Can ve Erdem’in
özgürlüklerine kavuştuğu haberini aldığımda ilk aklıma gelen
şey,Ege Dündar’ın Strasbourg’da bana söylediği
sözler oldu.
Can Dündar ve Erdem Gül için yapılan bir dayanışma toplantısının
ardından otele döndüğümüzde, Can’ın oğlu Ege ile asansörde
karşılaştık. Birden çözülüveren Ege bana, “Nilgün
Abla” dedi:
“Silivri’ye gittiğimde en zor şey babamdan ayrılmak oluyor. Kapıya
yöneldiğimde her defasında arkamdan o da benimle gelecek duygusuna
kapılıyorum. Sonra onu bırakmak her seferinde çok koyuyor.

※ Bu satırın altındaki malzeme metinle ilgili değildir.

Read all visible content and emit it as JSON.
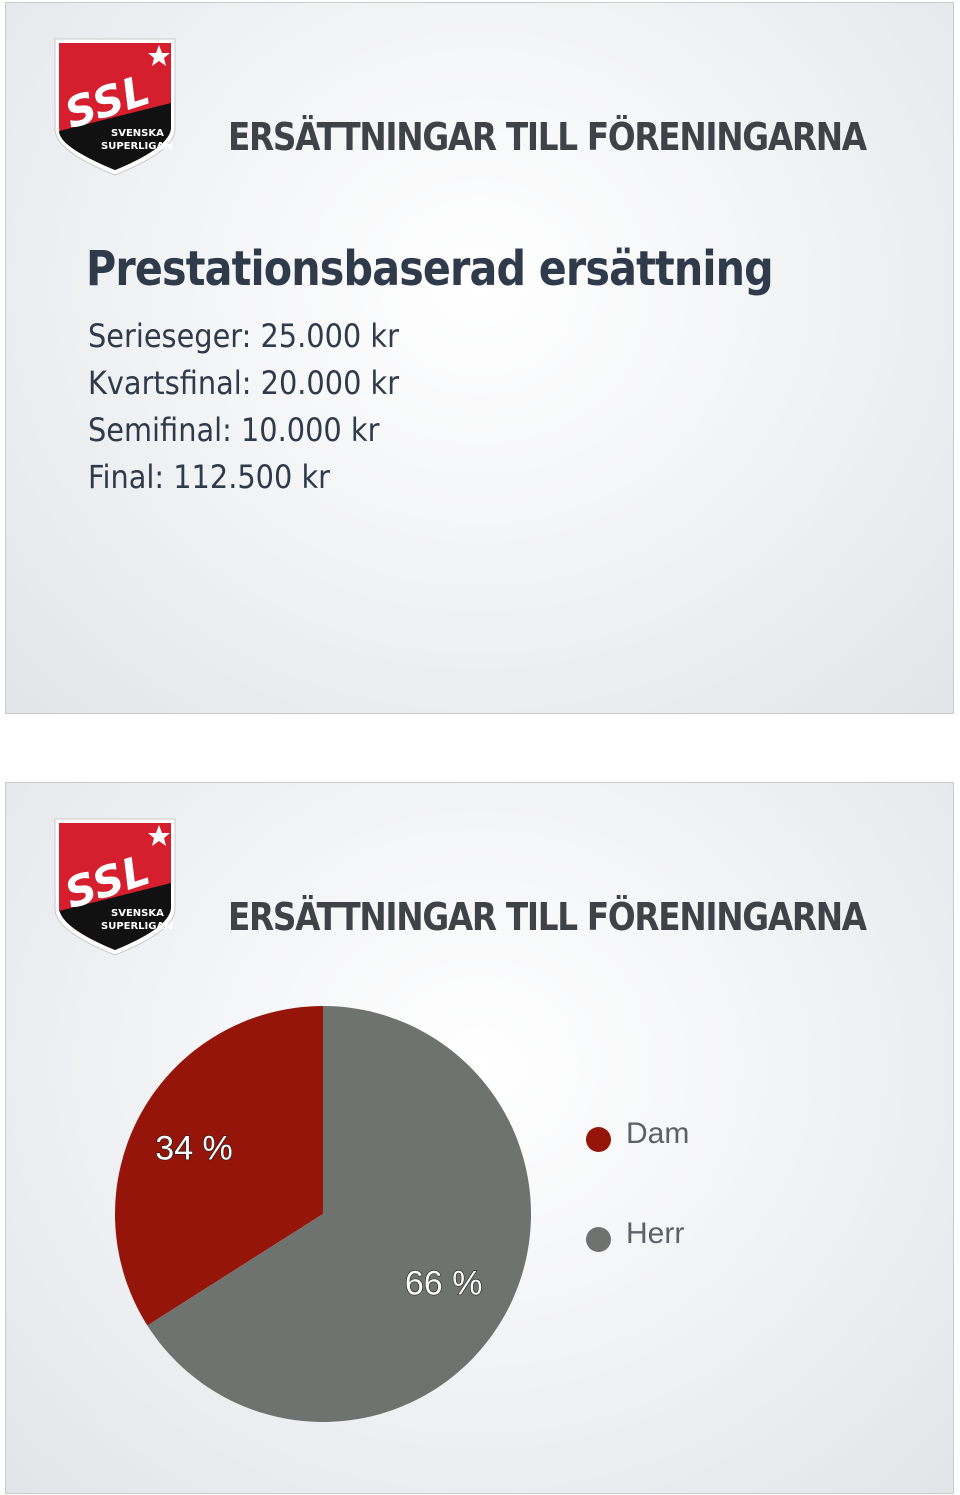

O
nedenle aklımda hep kendime tarihler koyuyorum. ‘Yılbaşında
çıkacak’ diyorum örneğin, ‘Yeni yıla birlikte
gireceğiz’ diye düşünmek istiyorum!”
Ege’yi o an nasıl teselli edeceğimi bilememiş ama umudu elden
bırakmayan azmine hayran kalmıştım.
Can’ın güzel ailesi, gururla yolunu bekleyen biricik
annesi Öznur Hanım; “Can’ı
ellerimizle teslim ettik, ellerimizle alacağız!” duruşundan
asla taviz vermeyen dirençli eşi Dilek
Dündar, aynı azimle Silivri badiresi sınavından geçtiler.
Hepsine geçmiş olsun!
Gazetecilik suç değildir
“Tahliye” anını beklerken aklıma düşen ikinci görüntü,
Strasbourg’da “Place Kleber”in kalbine asılan devasa bir afiş
oldu. Can’ın fotoğrafının yanında iri puntolarla
yazılmış “Gazetecilik suç değildir” sözlerinin yer aldığı
afiş, Avrupa İnsan Hakları kentinin merkezinde bugün hâlâ asılı
duruyor.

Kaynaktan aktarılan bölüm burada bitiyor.